Le marché automobile maintenu à flot par la prime à la casse en 2010
Par Barbara Leblanc - Publié leAlors que tout le monde craint les conséquences de la fin de la prime à la casse, le marché automobile français est resté à un niveau meilleur que prévu, notamment en termes de volumes.
2,25 millions. C’est le nombre de véhicules vendus entre janvier et décembre 2010, selon les chiffres publiés par le Comité des constructeurs français d’automobiles (CCFA) le 3 janvier. Un marché soutenu par le dispositif de prime à la casse et les offres des constructeurs.
Les immatriculations ont reculé de 2,2% sur la période par rapport à 2009, année record sur le marché automobile. Ce chiffre est moins pessimiste que les prévisions des analystes qui tablaient sur une chute de 10% du marché.
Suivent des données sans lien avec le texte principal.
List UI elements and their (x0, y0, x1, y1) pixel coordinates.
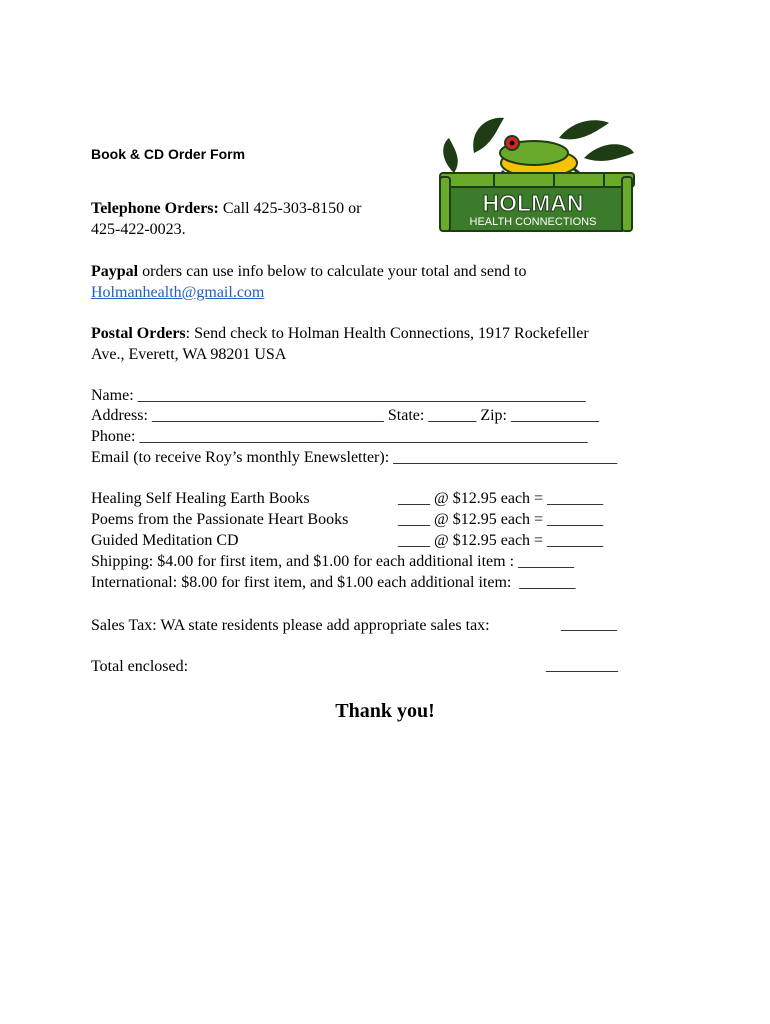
leaf-icon (473, 118, 504, 153)
shipping-domestic[interactable]: Shipping: $4.00 for first item, and $1.00 for each additional item : _______ (91, 553, 575, 570)
sales-tax-blank[interactable]: _______ (561, 616, 617, 633)
postal-text-line1: : Send check to Holman Health Connections, 1917 Rockefeller (185, 325, 589, 342)
total-blank[interactable]: _________ (546, 657, 618, 674)
item-name-healing-self: Healing Self Healing Earth Books (91, 490, 310, 507)
email-link[interactable]: Holmanhealth@gmail.com (91, 284, 265, 301)
paypal-label: Paypal (91, 263, 139, 280)
logo-graphic (434, 113, 640, 233)
postal-text-line2: Ave., Everett, WA 98201 USA (91, 346, 287, 363)
holman-logo (434, 113, 640, 233)
shipping-international[interactable]: International: $8.00 for first item, and $1.00 each additional item: _______ (91, 574, 576, 591)
postal-orders (91, 323, 589, 365)
phone-field[interactable]: Phone: ________________________________________________________ (91, 428, 588, 445)
thank-you: Thank you! (335, 700, 435, 722)
paypal-text: orders can use info below to calculate your total and send to (138, 263, 527, 280)
postal-label: Postal Orders (91, 325, 186, 342)
address-field[interactable]: Address: _____________________________ State: ______ Zip: ___________ (91, 407, 599, 424)
telephone-label: Telephone Orders: (91, 200, 219, 217)
telephone-orders (91, 198, 362, 240)
item-name-poems: Poems from the Passionate Heart Books (91, 511, 349, 528)
item-calc-poems[interactable]: ____ @ $12.95 each = _______ (398, 511, 604, 528)
form-title: Book & CD Order Form (91, 146, 246, 162)
item-name-meditation-cd: Guided Meditation CD (91, 532, 239, 549)
leaf-icon (559, 120, 609, 139)
leaf-icon (443, 138, 458, 173)
item-calc-meditation-cd[interactable]: ____ @ $12.95 each = _______ (398, 532, 604, 549)
logo-text-sub: HEALTH CONNECTIONS (469, 216, 597, 228)
logo-text-main: HOLMAN (482, 190, 584, 216)
leaf-icon (584, 144, 634, 161)
sales-tax-label: Sales Tax: WA state residents please add appropriate sales tax: (91, 617, 490, 634)
total-label: Total enclosed: (91, 658, 189, 675)
telephone-text-line2: 425-422-0023. (91, 221, 186, 238)
item-calc-healing-self[interactable]: ____ @ $12.95 each = _______ (398, 490, 604, 507)
name-field[interactable]: Name: ________________________________________________________ (91, 387, 586, 404)
telephone-text-line1: Call 425-303-8150 or (218, 200, 362, 217)
paypal-orders (91, 261, 526, 303)
email-field[interactable]: Email (to receive Roy’s monthly Enewsletter): ____________________________ (91, 449, 618, 466)
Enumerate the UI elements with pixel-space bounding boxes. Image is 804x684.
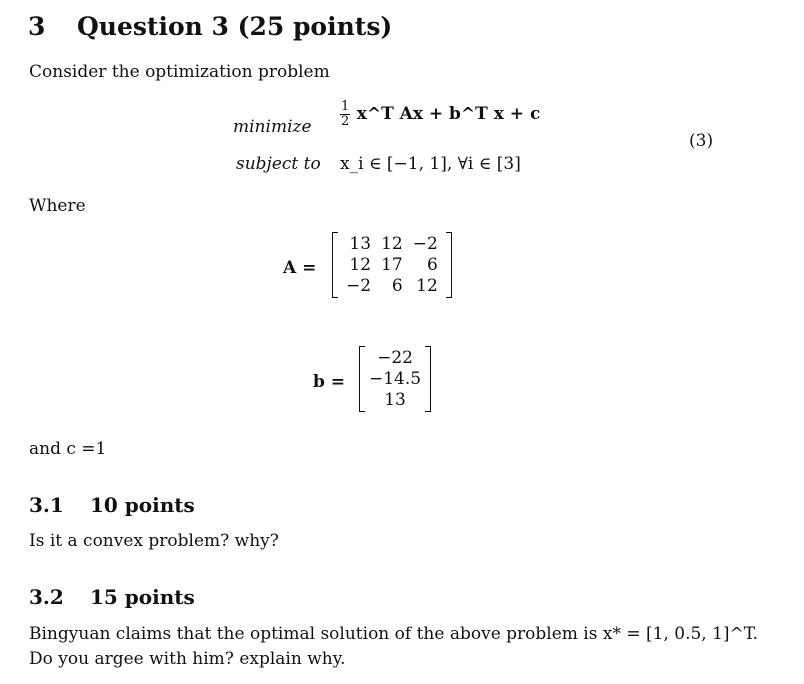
- subsection-3-1-title: 10 points: [90, 493, 195, 517]
- vector-b-name: b =: [313, 372, 346, 392]
- matrix-cell: 12: [416, 276, 438, 296]
- constraint: x_i ∈ [−1, 1], ∀i ∈ [3]: [340, 154, 521, 174]
- subsection-3-2-title: 15 points: [90, 585, 195, 609]
- vector-entry: 13: [384, 390, 406, 410]
- vector-b-label: [313, 372, 345, 392]
- where-text: Where: [29, 196, 86, 216]
- section-title: Question 3 (25 points): [77, 12, 393, 41]
- subsection-3-1-question: Is it a convex problem? why?: [29, 531, 279, 551]
- one-half-fraction: [340, 100, 350, 129]
- vector-b: [359, 346, 431, 412]
- vector-entry: −22: [377, 348, 413, 368]
- c-value-text: and c =1: [29, 439, 107, 459]
- matrix-cell: 12: [349, 255, 372, 275]
- frac-denominator: 2: [341, 114, 350, 129]
- matrix-cell: −2: [346, 276, 372, 296]
- vector-entry: −14.5: [369, 369, 422, 389]
- subsection-3-1-number: 3.1: [29, 493, 64, 517]
- objective: [340, 100, 540, 129]
- right-bracket: [446, 232, 452, 298]
- matrix-A: [332, 232, 452, 298]
- matrix-cell: 12: [381, 234, 403, 254]
- minimize-label: minimize: [233, 117, 312, 137]
- matrix-A-name: A =: [283, 258, 317, 278]
- matrix-cell: 17: [381, 255, 403, 275]
- objective-expression: x^T Ax + b^T x + c: [356, 104, 541, 124]
- section-number: 3: [28, 12, 46, 41]
- equation-number: (3): [689, 131, 714, 151]
- matrix-cell: 6: [426, 255, 438, 275]
- subsection-3-2-number: 3.2: [29, 585, 64, 609]
- matrix-cell: −2: [412, 234, 438, 254]
- matrix-A-label: [283, 258, 316, 278]
- matrix-cell: 6: [391, 276, 403, 296]
- subject-to-label: subject to: [236, 154, 321, 174]
- subsection-3-2-line-2: Do you argee with him? explain why.: [29, 649, 346, 669]
- right-bracket: [425, 346, 431, 412]
- subsection-3-2-line-1: Bingyuan claims that the optimal solution of the above problem is x* = [1, 0.5, 1]^T.: [29, 624, 759, 644]
- matrix-cell: 13: [349, 234, 372, 254]
- intro-text: Consider the optimization problem: [29, 62, 330, 82]
- frac-numerator: 1: [341, 99, 350, 114]
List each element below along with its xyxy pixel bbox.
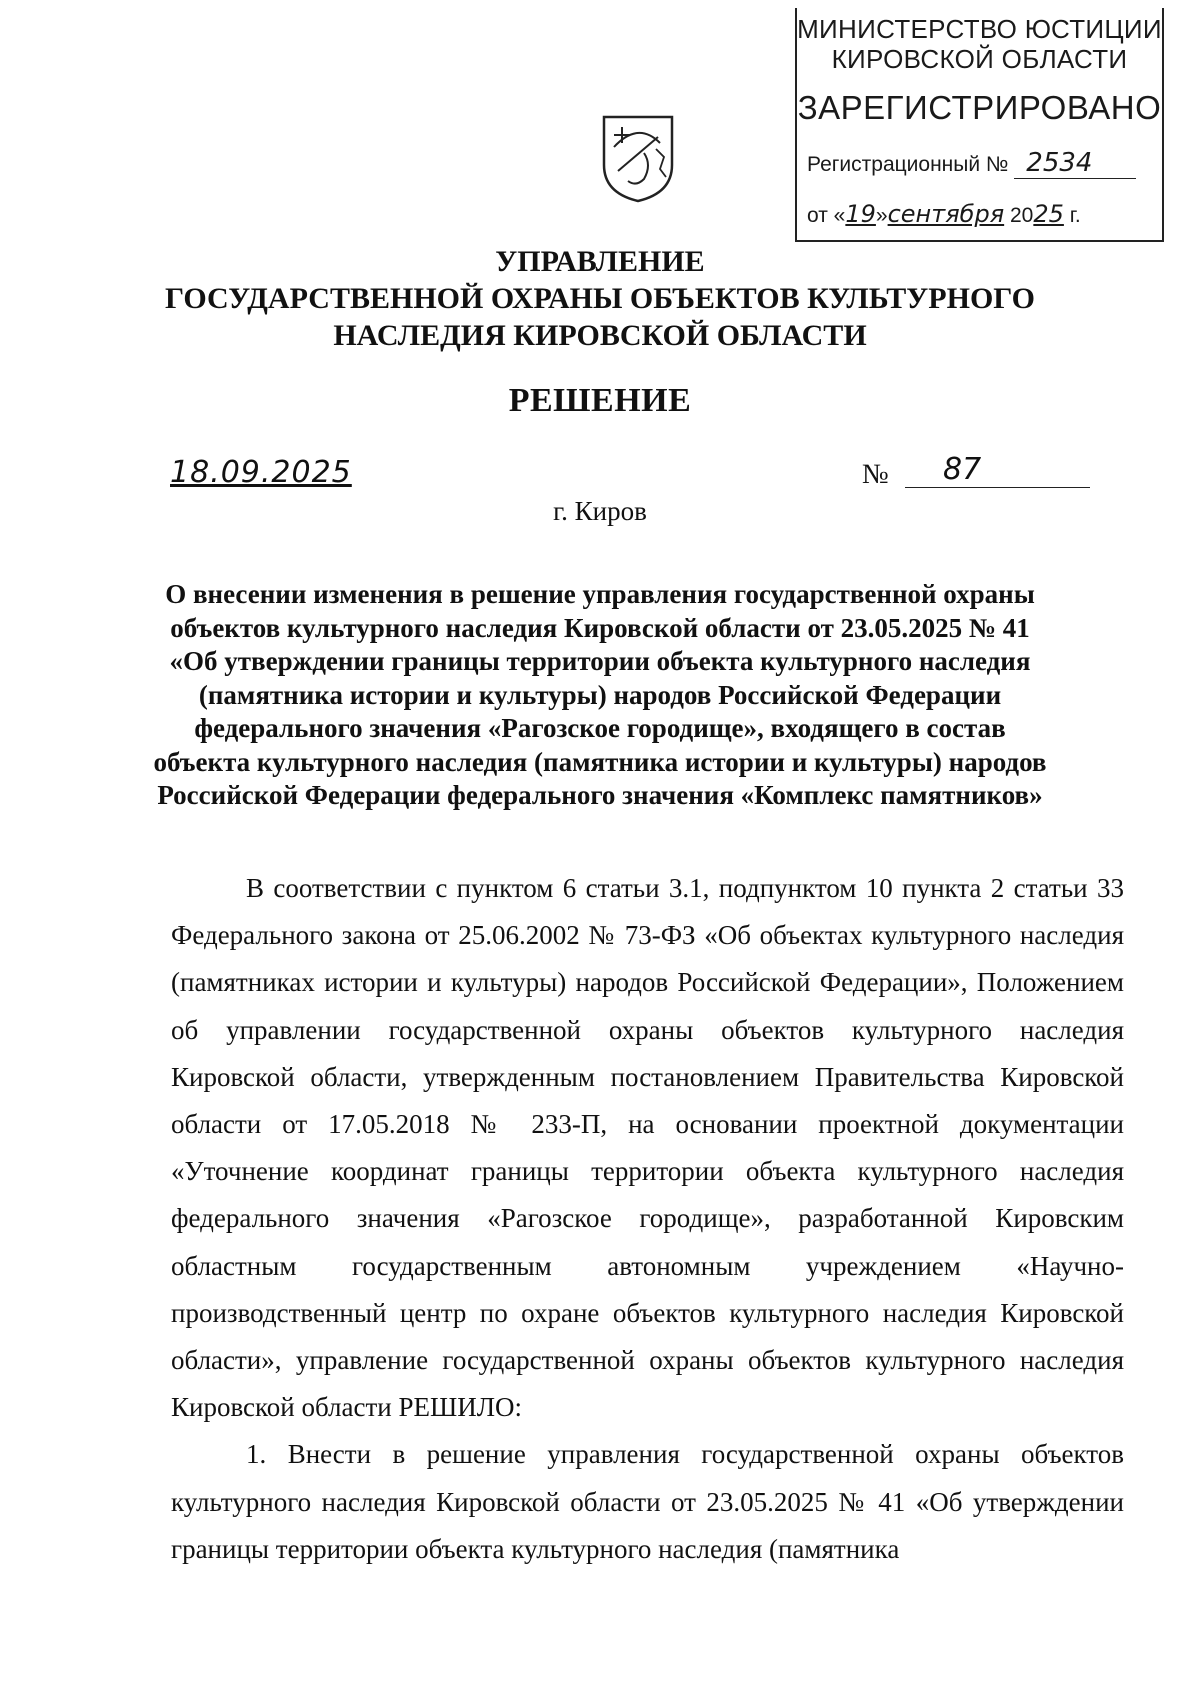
document-city: г. Киров bbox=[553, 496, 647, 526]
agency-line1: УПРАВЛЕНИЕ bbox=[495, 245, 705, 278]
registration-stamp bbox=[795, 8, 1164, 242]
document-number-label: № bbox=[862, 459, 889, 490]
stamp-registered: ЗАРЕГИСТРИРОВАНО bbox=[797, 89, 1162, 126]
body-paragraph-2: 1. Внести в решение управления государственной охраны объектов культурного наследия Кировской области от 23.05.2025 № 41 «Об утверждении границы территории объекта культурного наследия (памятника bbox=[171, 1439, 1124, 1564]
document-number: 87 bbox=[905, 452, 1090, 488]
title-line: О внесении изменения в решение управления государственной охраны bbox=[165, 579, 1035, 609]
agency-line3: НАСЛЕДИЯ КИРОВСКОЙ ОБЛАСТИ bbox=[333, 319, 867, 352]
title-line: «Об утверждении границы территории объекта культурного наследия bbox=[169, 646, 1031, 676]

Sur le seul mois de décembre, la diminution du marché a été contenue à 0,7%, à 228 383 unités, du fait de l’engouement des consommateurs avant la fin de la prime à la casse et le durcissement du bonus malus écologique au 1er janvier 2011.
Selon le directeur des ventes de Renault France, Bernard Cambier, « plus de 370 000 commandes auraient été effectuées sur le mois de décembre », soit 30% de plus que le même mois en 2009. Un autre facteur est entré en jeu : les offres commerciales des constructeurs. « Sur les derniers mois, ils ont mené des politiques commerciales très agressives avec pour certains la multiplication par cinq voire dix de la prime à la casse ou le paiement de la TVA, précise Philippe Gattet, analyste automobile chez Xerfi. Cela a permis au marché de reculer faiblement et surtout de conserver des volumes importants ».
Dacia quatrième marque
Dans le détail, le groupe Renault a bien résisté sur le marché cette année, avec une hausse de ses ventes de 4,2% à 602 478 unités. Une progression due notamment aux bonnes performances de sa marque low cost Dacia, dont les ventes ont augmenté de 70,9%. « Dacia devient la quatrième marque vendue en France avec 4,6% de parts de marché, souligne Philippe Gattet. Elle sauve l’honneur du groupe Renault car pour sa part la marque éponyme chute vraiment ». Quant au groupe PSA, il a enregistré des immatriculations en baisse de 1,3%, du fait de la chute des ventes de Citroën (-5,3%). Plus globalement, les marques françaises ont moins bien résisté que les constructeurs étrangers, dont les ventes ont baissé de 2,1%. Le partenaire de Renault, Nissan, a par exemple vu ses ventes croître de 18% entre janvier et décembre. Dans le même temps, les immatriculations de Toyota se sont effondrées de 25,8%, celles de Ford de 12,7% et celles de Volkswagen de 3,6%. Son compatriote BMW a réussi à maintenir la tête hors de l’eau avec des ventes en progression de 4,7%.
Contrecoup en 2011 ?
Au regard de ces chiffres, le porte-parole du CCFA, François Roudier, assure que le premier trimestre 2011 devrait être bon du fait des bonnes commandes de décembre. Pourtant, traditionnellement, après chaque période de soutien du marché automobile, le marché s’écroule, les consommateurs ayant anticipé leurs achats d’automobiles sur les derniers mois des mesures d’aides. Ce fut le cas par exemple dans les années 1995 avec la Balladurette et la Jupette.
Sans compter que pour 2011, « les risques de chute sont importants, entre la fin de la prime à la casse, un contexte conjoncturel morose, une inflation qui revient et une politique budgétaire qui se durcit », précise Philippe Gattet. La seule inconnue qui demeure et qui pourrait amortir la chute reste la politique commerciale des constructeurs. Et de conclure : « pourront-ils continuer longtemps à proposer de tels rabais ? ».